As in the last indictment, the new charges are related to consulting and lobbying work that Gates and Manafort did for Ukraine and its president at the time, Viktor Yanukovych. As part of the current indictment, federal prosecutors claim that after Manafort and Gates saw their income fall from 2015 to 2017 due to losing Yanukovych as a client, they got money from real estate owned by Manafort by using the property to get loans from several banks.

Manafort and Gates allegedly secured $20 million in loans fraudulently inflating the income of Manafort and his firm’s income by not disclosing debt to qualify for loans.

Gates admitted in a guilty plea last week that he and Manafort had sent several letters to the DOJ in 2016 and 2017 that improperly asserted they had not lobbied for Ukraine in the US. The federal investigation into their lobbying started in September 2016, about one month after Manafort left the 2016 Trump campaign.

The new federal indictment also removes Gates from the federal charges, and it removes numerous counts from the October indictment.

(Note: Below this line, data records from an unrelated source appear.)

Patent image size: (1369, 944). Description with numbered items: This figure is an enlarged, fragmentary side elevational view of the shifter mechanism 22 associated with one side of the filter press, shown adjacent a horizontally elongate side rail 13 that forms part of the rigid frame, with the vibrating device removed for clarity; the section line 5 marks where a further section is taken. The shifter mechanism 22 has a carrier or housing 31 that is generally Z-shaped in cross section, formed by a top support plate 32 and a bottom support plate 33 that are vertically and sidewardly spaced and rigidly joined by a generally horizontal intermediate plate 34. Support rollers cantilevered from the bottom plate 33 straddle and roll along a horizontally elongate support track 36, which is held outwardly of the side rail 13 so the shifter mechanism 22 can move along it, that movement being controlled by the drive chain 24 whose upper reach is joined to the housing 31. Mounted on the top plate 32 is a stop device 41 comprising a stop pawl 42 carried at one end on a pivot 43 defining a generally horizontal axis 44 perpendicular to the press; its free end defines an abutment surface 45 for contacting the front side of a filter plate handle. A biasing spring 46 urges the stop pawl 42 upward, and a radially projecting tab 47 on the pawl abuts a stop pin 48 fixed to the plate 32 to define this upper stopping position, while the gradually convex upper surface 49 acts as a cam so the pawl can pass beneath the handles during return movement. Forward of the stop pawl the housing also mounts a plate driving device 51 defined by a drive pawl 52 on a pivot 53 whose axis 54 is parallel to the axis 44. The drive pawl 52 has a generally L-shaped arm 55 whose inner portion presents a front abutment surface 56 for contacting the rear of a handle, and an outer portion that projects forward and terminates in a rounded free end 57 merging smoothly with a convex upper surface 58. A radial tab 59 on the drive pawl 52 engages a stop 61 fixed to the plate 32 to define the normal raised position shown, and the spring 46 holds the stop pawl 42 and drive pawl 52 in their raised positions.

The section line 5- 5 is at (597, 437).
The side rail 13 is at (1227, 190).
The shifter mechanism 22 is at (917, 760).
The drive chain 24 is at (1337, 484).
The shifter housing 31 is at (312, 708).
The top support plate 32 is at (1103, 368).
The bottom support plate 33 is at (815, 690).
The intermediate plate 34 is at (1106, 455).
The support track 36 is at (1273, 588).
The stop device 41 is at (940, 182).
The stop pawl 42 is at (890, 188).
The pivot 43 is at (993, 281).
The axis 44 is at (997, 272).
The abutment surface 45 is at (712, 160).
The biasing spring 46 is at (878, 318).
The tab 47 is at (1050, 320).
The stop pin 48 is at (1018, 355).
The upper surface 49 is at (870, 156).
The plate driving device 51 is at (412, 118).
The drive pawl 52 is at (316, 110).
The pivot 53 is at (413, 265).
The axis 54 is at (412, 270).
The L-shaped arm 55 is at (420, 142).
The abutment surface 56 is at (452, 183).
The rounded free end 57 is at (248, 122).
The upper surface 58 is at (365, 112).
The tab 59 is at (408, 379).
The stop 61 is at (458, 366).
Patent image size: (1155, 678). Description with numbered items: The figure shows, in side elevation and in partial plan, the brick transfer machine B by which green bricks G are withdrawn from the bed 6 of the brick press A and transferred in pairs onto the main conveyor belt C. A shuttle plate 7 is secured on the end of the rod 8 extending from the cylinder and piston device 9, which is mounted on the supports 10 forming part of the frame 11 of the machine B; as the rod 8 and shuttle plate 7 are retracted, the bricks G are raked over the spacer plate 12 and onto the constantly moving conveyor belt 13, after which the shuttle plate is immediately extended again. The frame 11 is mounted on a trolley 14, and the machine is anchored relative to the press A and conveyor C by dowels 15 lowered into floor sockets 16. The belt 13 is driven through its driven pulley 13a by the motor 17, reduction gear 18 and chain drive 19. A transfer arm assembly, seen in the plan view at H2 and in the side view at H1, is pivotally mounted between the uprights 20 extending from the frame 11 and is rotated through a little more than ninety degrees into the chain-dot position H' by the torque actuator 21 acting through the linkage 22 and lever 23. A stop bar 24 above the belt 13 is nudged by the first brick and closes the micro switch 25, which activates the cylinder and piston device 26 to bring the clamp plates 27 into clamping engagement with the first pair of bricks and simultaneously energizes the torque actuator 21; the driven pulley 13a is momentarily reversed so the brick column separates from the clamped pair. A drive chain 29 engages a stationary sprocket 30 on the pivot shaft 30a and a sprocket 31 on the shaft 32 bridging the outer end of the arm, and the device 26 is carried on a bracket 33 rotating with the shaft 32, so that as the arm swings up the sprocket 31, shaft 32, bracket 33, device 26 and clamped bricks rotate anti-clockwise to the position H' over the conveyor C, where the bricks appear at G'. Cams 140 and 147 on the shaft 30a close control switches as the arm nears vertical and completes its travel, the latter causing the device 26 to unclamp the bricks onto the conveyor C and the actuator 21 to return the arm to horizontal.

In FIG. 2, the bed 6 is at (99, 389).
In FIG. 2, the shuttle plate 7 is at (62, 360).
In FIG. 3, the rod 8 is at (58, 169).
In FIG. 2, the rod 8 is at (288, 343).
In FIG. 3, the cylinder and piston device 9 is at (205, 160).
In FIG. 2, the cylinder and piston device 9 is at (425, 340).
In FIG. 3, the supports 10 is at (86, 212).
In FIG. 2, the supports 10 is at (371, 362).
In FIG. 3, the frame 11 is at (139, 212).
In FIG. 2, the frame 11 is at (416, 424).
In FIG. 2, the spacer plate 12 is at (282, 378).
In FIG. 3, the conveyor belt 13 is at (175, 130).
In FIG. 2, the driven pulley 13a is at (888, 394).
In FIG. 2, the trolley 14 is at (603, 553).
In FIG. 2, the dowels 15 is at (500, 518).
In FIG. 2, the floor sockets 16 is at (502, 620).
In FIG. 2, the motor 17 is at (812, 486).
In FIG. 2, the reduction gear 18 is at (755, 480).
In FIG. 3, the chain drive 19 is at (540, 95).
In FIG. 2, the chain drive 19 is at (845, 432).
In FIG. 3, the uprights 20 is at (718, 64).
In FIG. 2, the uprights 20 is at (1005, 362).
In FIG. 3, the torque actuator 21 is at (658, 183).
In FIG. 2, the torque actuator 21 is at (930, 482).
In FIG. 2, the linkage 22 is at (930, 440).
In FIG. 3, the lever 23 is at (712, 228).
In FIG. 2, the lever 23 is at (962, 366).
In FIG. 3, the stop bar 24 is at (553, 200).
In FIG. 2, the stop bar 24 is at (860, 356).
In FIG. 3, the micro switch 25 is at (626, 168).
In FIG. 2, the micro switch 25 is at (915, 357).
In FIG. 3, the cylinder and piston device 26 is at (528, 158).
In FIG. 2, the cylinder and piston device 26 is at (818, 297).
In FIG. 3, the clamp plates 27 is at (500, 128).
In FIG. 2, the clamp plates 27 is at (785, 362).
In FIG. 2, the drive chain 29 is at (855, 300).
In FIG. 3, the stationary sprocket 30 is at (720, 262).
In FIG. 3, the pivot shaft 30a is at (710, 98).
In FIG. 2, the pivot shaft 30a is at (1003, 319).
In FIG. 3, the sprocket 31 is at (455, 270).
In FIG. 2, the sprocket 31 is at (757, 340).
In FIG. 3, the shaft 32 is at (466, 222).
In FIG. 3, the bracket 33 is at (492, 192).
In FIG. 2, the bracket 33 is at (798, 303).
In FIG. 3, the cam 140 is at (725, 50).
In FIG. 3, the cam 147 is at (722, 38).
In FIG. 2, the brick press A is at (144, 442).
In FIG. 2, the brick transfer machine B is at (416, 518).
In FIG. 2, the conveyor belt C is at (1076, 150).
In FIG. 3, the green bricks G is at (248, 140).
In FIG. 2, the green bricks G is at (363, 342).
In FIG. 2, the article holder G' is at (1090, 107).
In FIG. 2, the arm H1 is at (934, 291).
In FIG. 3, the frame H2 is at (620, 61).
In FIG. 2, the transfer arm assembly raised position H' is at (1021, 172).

In total, Manafort now has five federal criminal charges against him in Washington.

‘Raw Criminality’

According to Patrick Cotter, an ex-federal prosecutor in private practice, what Manafort and Gates did is ‘pretty raw criminality.’ The indictment states these two men were on a ‘two year tear’ of lying to many banks about their income. To federal prosecutors, this is crude, extensive and bold criminal behavior but not very sophisticated. Cotter noted there is one hero in all of this: a bookkeeper who turned down a request by Gates to increase a revenue claim.

Cotter said the federal indictment suggests a lot of risk for the defendants at trial, given their ages and how many millions in fraud has been alleged. He believes they could be facing life in prison.

The indictment states that an employee of one bank conspired with Manafort in the bank fraud attempted. In 2016, that co-conspirator wrote that a document they were using looked doctored and asked that they do a clean Excel document and send that.

When Manafort started to work for the Trump campaign, he did so without a salary. He pitched his ability to work at no cost as an appeal for Trump. He is known to be stingy and also values people who at least appear to be wealthy.

However, federal prosecutors say Manafort was taking out millions of dollars of loans in those months. One of those included a $5.5 million loan that he tried to obtain the same month he joined the campaign.

Another detail in the federal indictment states that Manafort had financial pressures even as he was at the top of the Trump campaign. A bank lender issued questions about a delinquency of $300,000 on an American Express card, which was 90 days overdue. The issue was affecting Manafort’s credit score.

In response, Manafort had Gates write a letter that made the false claim that Gates and not Manafort had used the card and made the purchases.

The new federal charges also allege the men continued with the conspiracy even when FBI agents and federal prosecutors were investigating them.

Manafort and Gates were first hit with a 12 count federal indictment in October 2017. These were the first criminal charges in the Mueller probe of possible Russian interference in the last election. That indictment was focused mostly on financial transactions that involved the work Gates and Manafort did for Ukraine, as well as failure to tell the federal government they were lobbyists for a foreign government.

Last week’s filing comes at a time of uncertainty about when a trial could happen in the first case. It also is unclear who the defense attorneys will be. Last week, a US district judge criticized both sides because of the delays of the case. There still is no trial date.

Also unclear is what Gate’s legal strategy will be. Three of his attorneys requested to leave the case, and this request was granted last week. The details of the problems with attorneys are unclear. But after the indictment last Thursday, a new attorney filed a notice with the court that he would represent Gates.

Last week, a Gates associate did plead guilty to lying to FBI agents during the investigation.